De tal modo es esta fe en el instrumento una idea preconcebida de aquel tiempo, que, sin saber unos de otros, los pensadores más distantes la encuentran en los órdenes más distintos. El arquitecto vienés Gottfried Semper intenta una Tectónica de las artes plásticas, donde reconstruye la historia del arte desde la cerámica primera, suponiendo que las formas estéticas proceden de los instrumentos y técnica con que el objeto útil era producido. La evolución de los estilos consistía especialmente en la evolución de la técnica productora. Darwin, después de todo, no hace otra cosa que devolver al término «órgano» su valor etimológico de instrumento. La forma orgánica es un repertorio de útiles para la vida. Pero ¿qué? Las ideas mismas —las «verdades»— son consideradas instrumentalmente y se las llama working-hypothese, aparatos para el trabajo mental.
Por ventura, ¿es todo un puro error? Yo no lo creo de ninguna manera. Esta visión del siglo XIX —en rigor, de toda la Edad Moderna— es cierta; pero no lo es exclusivamente. La utilidad, especialmente la económica —«los medios de producción y tráfico», como dice Marx—, es una gran rueda de la historia, pero que rueda engranada con otras muchas. La máquina es más compleja; tanto, que aún no vislumbramos su plano completo. Y, probablemente, el descubrimiento de las restantes piezas se hará también a fuerza de exageraciones sucesivas. Su revelación traerá consigo una hora de frenesí, y luego será menester tornar a la cordura.

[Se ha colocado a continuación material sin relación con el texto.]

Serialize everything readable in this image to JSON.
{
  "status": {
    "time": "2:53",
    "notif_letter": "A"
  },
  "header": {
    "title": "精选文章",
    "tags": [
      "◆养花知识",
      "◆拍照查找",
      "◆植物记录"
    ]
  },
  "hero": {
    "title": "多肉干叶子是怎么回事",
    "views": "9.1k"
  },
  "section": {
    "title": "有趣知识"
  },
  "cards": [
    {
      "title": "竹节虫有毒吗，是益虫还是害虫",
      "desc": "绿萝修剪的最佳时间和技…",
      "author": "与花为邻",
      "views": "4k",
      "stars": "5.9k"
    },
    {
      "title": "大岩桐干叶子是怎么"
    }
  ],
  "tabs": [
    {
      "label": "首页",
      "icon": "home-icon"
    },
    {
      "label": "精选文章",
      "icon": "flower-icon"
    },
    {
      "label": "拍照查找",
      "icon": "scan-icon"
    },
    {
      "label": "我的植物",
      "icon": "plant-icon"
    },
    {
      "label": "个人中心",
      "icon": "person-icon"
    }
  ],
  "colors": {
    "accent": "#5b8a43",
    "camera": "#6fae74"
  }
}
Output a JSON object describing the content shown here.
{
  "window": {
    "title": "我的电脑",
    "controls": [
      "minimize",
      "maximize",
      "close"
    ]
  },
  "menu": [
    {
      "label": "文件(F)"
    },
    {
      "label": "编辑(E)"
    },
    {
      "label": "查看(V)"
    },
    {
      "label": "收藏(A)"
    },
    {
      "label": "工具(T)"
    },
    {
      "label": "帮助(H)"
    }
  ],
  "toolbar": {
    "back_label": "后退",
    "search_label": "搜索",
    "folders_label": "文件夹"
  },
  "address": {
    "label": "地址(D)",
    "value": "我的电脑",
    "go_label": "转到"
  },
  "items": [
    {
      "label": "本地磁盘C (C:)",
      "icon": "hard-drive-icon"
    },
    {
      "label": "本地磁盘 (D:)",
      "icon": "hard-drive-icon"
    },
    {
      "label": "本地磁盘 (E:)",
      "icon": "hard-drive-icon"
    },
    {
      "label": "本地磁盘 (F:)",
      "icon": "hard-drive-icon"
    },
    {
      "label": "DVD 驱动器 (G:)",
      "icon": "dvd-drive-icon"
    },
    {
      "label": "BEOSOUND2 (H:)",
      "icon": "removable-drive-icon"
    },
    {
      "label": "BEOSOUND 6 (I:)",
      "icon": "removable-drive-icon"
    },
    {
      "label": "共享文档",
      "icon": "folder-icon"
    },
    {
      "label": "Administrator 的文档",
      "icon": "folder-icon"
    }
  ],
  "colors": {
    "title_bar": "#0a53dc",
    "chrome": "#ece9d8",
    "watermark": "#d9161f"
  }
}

La interpretación económica de la historia nacida en el siglo último ilumina bastante bien la realidad de nuestra época; pero, aplicada a otras, pronto advertimos su desdibujo. No; la historia no ha sido siempre gobernada automáticamente por los medios de producción y tráfico, ni ha consistido monótonamente en una lucha económica de clases. Las clases sociales mismas no han sido en todo momento clases económicas. Tal vez no lo han sido completamente más que en las dos últimas centurias, que, en este caso, resultarían ser una excepción histórica. Así, las clases indias no son económicas: la suprema, el brahman, es pobre, no posee nada. El verdadero brahman es «el que ha comprendido», es el sabio por raza y divina prescripción. Weber ha mostrado en sus admirables estudios sobre sociología religiosa cómo, lejos de ser los credos meras consecuencias de la forma económica, influyen profundamente en ésta, bien que, a su vez, son influidos por aquélla.
Dentro del ciclo histórico europeo, conforme nos alejamos de 1800 hacia atrás, va perdiendo evidencia la teoría de Marx. Otros factores que hoy, en efecto, parecen secundarios, pasan a primer término y modelan soberanamente el cuerpo histórico. Esto hace pensar que, no sólo varía la piel de la realidad histórica —los hechos visibles y de sobrehaz—, sino que la estructura latente y sustantiva de la sociedad cambia de una edad en otra. En tal caso sería necia terquedad obstinarse en descubrir un único principio invariable que sea el rector de las mudanzas humanas. Más verosímil es que existan varias potencias últimas, cuyo diferente acomodo y combinación trae consigo los grandes cambios históricos. Recientemente ha hecho notar Scheler que en ciertas épocas parecen predominar las fuerzas biológicas —la sangre, la raza—, así en los pueblos muy jóvenes; en otras, tiranizan la vida colectiva los factores políticos —la razón de Estado, los intereses dinásticos, etc.—, y sólo en edades tan maduras que tocan ya los tiempos de descomposición se alza el principio económico con el mando sobre la historia.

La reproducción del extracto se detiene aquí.